Monday, 13 June 2016

Orlando

Omar Mateen, a 29-year-old man, murdered fifty people and injured another 53, many seriously, in the early hours of yesterday morning. He entered a gay night club in Orlando, Florida armed with a rifle and a handgun, and started shooting. Hostages were taken and, following a three-hour standoff, he was shot and killed by police. 
A ghastly event, and one that has shocked the world. One feels only pity and sadness for the families of the many victims, and for the community in Orlando. What to make of all this?
Mateen was a US citizen, born in New York to parents who had immigrated there from Afghanistan. Some commentators have helpfully pointed out that his abominable actions are only to be expected from a radicalised Muslim whose homophobia is endorsed by the Koran.

If that's the case then Christians also have a lot of explaining to do. Religion, as Christopher Hitchens eloquently argued, spoils everything. Religious beliefs (and, worse, religious convictions) have been the cause of limitless human suffering over the past two thousand years (and, to be sure, the source of consolation to many). Homophobia - and intolerance in general - is legitimised by holy books held in high regard by Christians and Muslims  and it's fruitless to argue the case with zealots who hold to the prohibitions of iron age tribes,
Mateen's crime, his father is reported as saying, was prompted by his rage at seeing two men kiss in public in Miami. I think on closer examination his motives may prove to be more complex, personal and deep-rooted. His actions have reportedly been praised by ISIS and will no doubt prompt many Americans to advocate the use of the kind of deadly weapons so easily obtained and deployed by Mateen. 

This is really about guns, not religion. And it's about mental health. Look, if you can bear to, at this Wikipedia page listing rampage killings worldwide, arranged by continent and then by type ('grenade amok', vehicular killings' and so on). It makes for the grimmest reading. There's no sense in any of it, no reason, although recurring factors are mental illness and alcohol, and practically all the perpetrators are hopeless inadequates with some kind of grudge against society. Some of these dreadful crimes inevitably have a political and/or religious context or motivation but most are the work of mad, dangerous people with access to weaponry or a way of starting fires.
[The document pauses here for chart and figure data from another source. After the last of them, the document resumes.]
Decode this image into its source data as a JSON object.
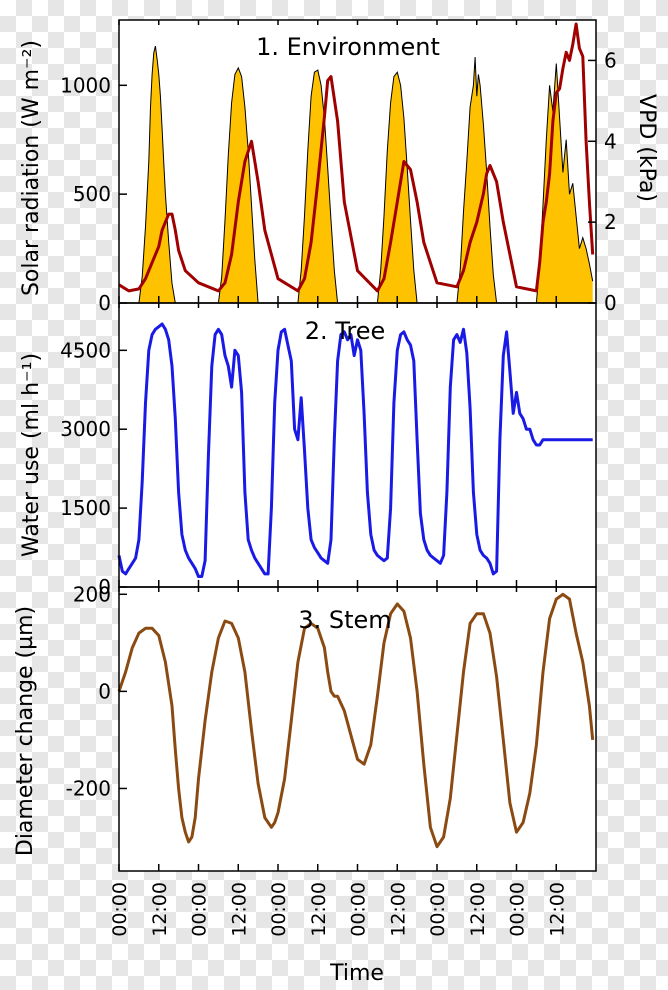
{
  "chart_data": [
    {
      "type": "area",
      "title": "1. Environment",
      "ylabel": "Solar radiation (W m⁻²)",
      "ylim": [
        0,
        1300
      ],
      "yticks": [
        "0",
        "500",
        "1000"
      ],
      "y2label": "VPD (kPa)",
      "y2lim": [
        0,
        7
      ],
      "y2ticks": [
        "0",
        "2",
        "4",
        "6"
      ],
      "colors": {
        "radiation_fill": "#FFC200",
        "radiation_line": "#000000",
        "vpd": "#A00000"
      },
      "series": [
        {
          "axis": "left",
          "x": [
            0,
            6,
            7,
            8,
            9,
            9.5,
            10,
            10.5,
            11,
            11.5,
            12,
            12.5,
            13,
            13.5,
            14,
            15,
            16,
            17,
            18,
            30,
            31,
            32,
            33,
            34,
            35,
            36,
            37,
            38,
            39,
            40,
            41,
            42,
            54,
            55,
            56,
            57,
            58,
            59,
            60,
            61,
            62,
            63,
            64,
            65,
            66,
            78,
            79,
            80,
            81,
            82,
            83,
            84,
            85,
            86,
            87,
            88,
            89,
            90,
            102,
            103,
            104,
            105,
            106,
            107,
            107.5,
            108,
            108.5,
            109,
            110,
            111,
            112,
            113,
            114,
            126,
            127,
            128,
            129,
            130,
            131,
            132,
            133,
            134,
            135,
            136,
            137,
            138,
            139,
            140,
            141,
            142,
            143
          ],
          "values": [
            0,
            0,
            120,
            350,
            650,
            900,
            1050,
            1150,
            1180,
            1120,
            1050,
            950,
            800,
            650,
            500,
            280,
            90,
            0,
            0,
            0,
            120,
            380,
            680,
            920,
            1050,
            1080,
            1040,
            900,
            700,
            450,
            200,
            0,
            0,
            150,
            400,
            700,
            950,
            1060,
            1070,
            1000,
            850,
            620,
            380,
            150,
            0,
            0,
            150,
            400,
            700,
            920,
            1040,
            1060,
            1000,
            850,
            620,
            380,
            150,
            0,
            0,
            150,
            420,
            650,
            900,
            1000,
            1130,
            950,
            1050,
            1000,
            820,
            600,
            350,
            130,
            0,
            0,
            180,
            450,
            750,
            1000,
            880,
            1100,
            850,
            600,
            750,
            500,
            550,
            400,
            250,
            300,
            250,
            180,
            100
          ]
        },
        {
          "axis": "right",
          "x": [
            0,
            3,
            6,
            8,
            10,
            12,
            13,
            14,
            15,
            16,
            17,
            18,
            20,
            24,
            30,
            32,
            34,
            36,
            38,
            40,
            42,
            44,
            48,
            54,
            56,
            58,
            60,
            62,
            63,
            64,
            66,
            68,
            72,
            78,
            80,
            82,
            84,
            86,
            88,
            90,
            92,
            96,
            102,
            104,
            106,
            108,
            110,
            111,
            112,
            114,
            116,
            120,
            126,
            127,
            128,
            129,
            130,
            131,
            132,
            133,
            134,
            135,
            136,
            137,
            138,
            139,
            140,
            141,
            142,
            143
          ],
          "values": [
            0.45,
            0.3,
            0.35,
            0.6,
            1.0,
            1.4,
            1.8,
            2.0,
            2.2,
            2.2,
            1.8,
            1.3,
            0.8,
            0.5,
            0.3,
            0.5,
            1.2,
            2.5,
            3.5,
            4.0,
            3.0,
            1.8,
            0.6,
            0.3,
            0.6,
            1.5,
            3.0,
            4.6,
            5.5,
            5.6,
            4.5,
            2.5,
            0.8,
            0.3,
            0.6,
            1.5,
            2.5,
            3.5,
            3.3,
            2.5,
            1.5,
            0.5,
            0.4,
            0.8,
            1.5,
            2.0,
            2.7,
            3.2,
            3.4,
            3.0,
            2.0,
            0.4,
            0.3,
            1.0,
            2.0,
            2.5,
            3.2,
            4.5,
            5.2,
            5.3,
            5.8,
            6.2,
            6.0,
            6.4,
            6.9,
            6.3,
            6.1,
            4.0,
            2.5,
            1.2
          ]
        }
      ]
    },
    {
      "type": "line",
      "title": "2. Tree",
      "ylabel": "Water use (ml h⁻¹)",
      "ylim": [
        0,
        5400
      ],
      "yticks": [
        "0",
        "1500",
        "3000",
        "4500"
      ],
      "colors": {
        "line": "#1A1AE6"
      },
      "series": [
        {
          "x": [
            0,
            1,
            2,
            3,
            4,
            5,
            6,
            7,
            8,
            9,
            10,
            11,
            12,
            13,
            14,
            15,
            16,
            17,
            18,
            19,
            20,
            21,
            22,
            23,
            24,
            25,
            26,
            27,
            28,
            29,
            30,
            31,
            32,
            33,
            34,
            35,
            36,
            37,
            38,
            39,
            40,
            41,
            42,
            43,
            44,
            45,
            46,
            47,
            48,
            49,
            50,
            51,
            52,
            53,
            54,
            55,
            56,
            57,
            58,
            59,
            60,
            61,
            62,
            63,
            64,
            65,
            66,
            67,
            68,
            69,
            70,
            71,
            72,
            73,
            74,
            75,
            76,
            77,
            78,
            79,
            80,
            81,
            82,
            83,
            84,
            85,
            86,
            87,
            88,
            89,
            90,
            91,
            92,
            93,
            94,
            95,
            96,
            97,
            98,
            99,
            100,
            101,
            102,
            103,
            104,
            105,
            106,
            107,
            108,
            109,
            110,
            111,
            112,
            113,
            114,
            115,
            116,
            117,
            118,
            119,
            120,
            121,
            122,
            123,
            124,
            125,
            126,
            127,
            128,
            129,
            130,
            131,
            132,
            133,
            134,
            135,
            136,
            137,
            138,
            139,
            140,
            141,
            142,
            143
          ],
          "values": [
            600,
            300,
            250,
            350,
            450,
            550,
            900,
            2000,
            3500,
            4500,
            4800,
            4900,
            4950,
            5000,
            4900,
            4700,
            4200,
            3200,
            1800,
            1000,
            700,
            550,
            450,
            350,
            200,
            200,
            500,
            2500,
            4200,
            4800,
            4900,
            4800,
            4400,
            4200,
            3800,
            4500,
            4400,
            3700,
            1800,
            900,
            700,
            550,
            450,
            350,
            250,
            250,
            1500,
            3500,
            4500,
            4850,
            4900,
            4600,
            4300,
            3000,
            2800,
            3600,
            2600,
            1500,
            900,
            750,
            650,
            550,
            500,
            450,
            900,
            2800,
            4300,
            4800,
            4850,
            4700,
            4800,
            4400,
            4700,
            4500,
            3300,
            1800,
            1000,
            700,
            600,
            550,
            500,
            550,
            1500,
            3500,
            4500,
            4800,
            4850,
            4700,
            4600,
            4300,
            2800,
            1400,
            900,
            700,
            600,
            550,
            500,
            450,
            600,
            1800,
            3800,
            4700,
            4800,
            4650,
            4900,
            4450,
            3400,
            1800,
            1000,
            700,
            600,
            550,
            450,
            250,
            300,
            2800,
            4400,
            4850,
            4100,
            3300,
            3700,
            3300,
            3200,
            3000,
            3000,
            2800,
            2700,
            2700,
            2800,
            2800,
            2800,
            2800,
            2800,
            2800,
            2800,
            2800,
            2800,
            2800,
            2800,
            2800,
            2800,
            2800,
            2800,
            2800
          ]
        }
      ]
    },
    {
      "type": "line",
      "title": "3. Stem",
      "ylabel": "Diameter change (µm)",
      "ylim": [
        -370,
        215
      ],
      "yticks": [
        "-200",
        "0",
        "200"
      ],
      "colors": {
        "line": "#8B4A12"
      },
      "xlabel": "Time",
      "xticks": [
        "00:00",
        "12:00",
        "00:00",
        "12:00",
        "00:00",
        "12:00",
        "00:00",
        "12:00",
        "00:00",
        "12:00",
        "00:00",
        "12:00"
      ],
      "series": [
        {
          "x": [
            0,
            2,
            4,
            6,
            8,
            10,
            12,
            14,
            16,
            17,
            18,
            19,
            20,
            21,
            22,
            23,
            24,
            26,
            28,
            30,
            32,
            34,
            36,
            38,
            40,
            42,
            44,
            46,
            47,
            48,
            50,
            52,
            54,
            56,
            58,
            60,
            62,
            63,
            64,
            65,
            66,
            68,
            70,
            72,
            74,
            76,
            78,
            80,
            82,
            84,
            86,
            88,
            90,
            92,
            94,
            96,
            98,
            100,
            102,
            104,
            106,
            108,
            110,
            112,
            114,
            116,
            118,
            120,
            122,
            124,
            126,
            128,
            130,
            132,
            134,
            136,
            138,
            140,
            142,
            143
          ],
          "values": [
            0,
            40,
            90,
            120,
            130,
            130,
            115,
            60,
            -30,
            -120,
            -200,
            -260,
            -290,
            -310,
            -300,
            -260,
            -180,
            -60,
            40,
            110,
            145,
            140,
            110,
            40,
            -80,
            -190,
            -260,
            -280,
            -270,
            -250,
            -180,
            -60,
            60,
            130,
            140,
            130,
            90,
            40,
            0,
            -10,
            -10,
            -40,
            -90,
            -140,
            -150,
            -110,
            -10,
            100,
            160,
            180,
            165,
            110,
            0,
            -150,
            -280,
            -320,
            -300,
            -220,
            -90,
            40,
            140,
            160,
            160,
            120,
            30,
            -100,
            -230,
            -290,
            -270,
            -210,
            -110,
            40,
            150,
            190,
            200,
            190,
            120,
            60,
            -30,
            -100
          ]
        }
      ]
    }
  ]
}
We need to know about forgotten nonentities such as William Unek, an African police constable who in 1957 killed a total of 57 people in two separate spree killings three years apart. We need to know about Woo Bum-kon, a South Korean policeman who killed 56 people and wounded 35 others during the night of April 26/27, 1982. This was the deadliest known mass murder committed by a lone gunman in modern history, until the Norway attacks of July 22, 2011, in which the white supremacist Anders Behring Breivik killed eight people by detonating a van bomb in Oslo, then shot dead 69 young people at a summer camp on the island of Utøya. Breivik did this to promote his anti-Islamist manifesto (which, I was startled to learn, quoted our public intellectuals Jeremy Clarkson and Melanie Phillips).

Andrew Philip Kehoe, an American farmer, murderd his wife and 43 other people (including 38 children), and injured 58 others by setting off bombs in the Bath School disaster in 1927. 

Ronald Gene Simmons, Sr., a retired US Air Force master sergeant, killed 16 people over a week-long period in 1987, fourteen victims were close members of his family - his wife, three sons, six daughters and three grand-children.

Luis Alfredo Garavito Cubillos, a Colombian rapist and serial killed admitted to the rape, torture and murder of 147 young boys although the final tally is likely to be in excess of 300.  Colombian law limits imprisonment to 40 years but as he confessed and assisted the police in their enquiries his sentence was reduced to 22 years.  Pedro Alonso López also Columbian, was sentenced for killing 80 girls, but claims to have raped and killed more than 300 other girls in Columbia, Peru and Ecuador He released in 1998 from a psychiatric hospital on good behaviour. His present whereabouts is unknown. Can you believe that?


What can we learn from all this? That Muslim zealots have no monopoly on mass murder. That the world has some very frightening nut cases in it. That Catholic Columbia appears to be a safe haven for child killers. That guns kill people.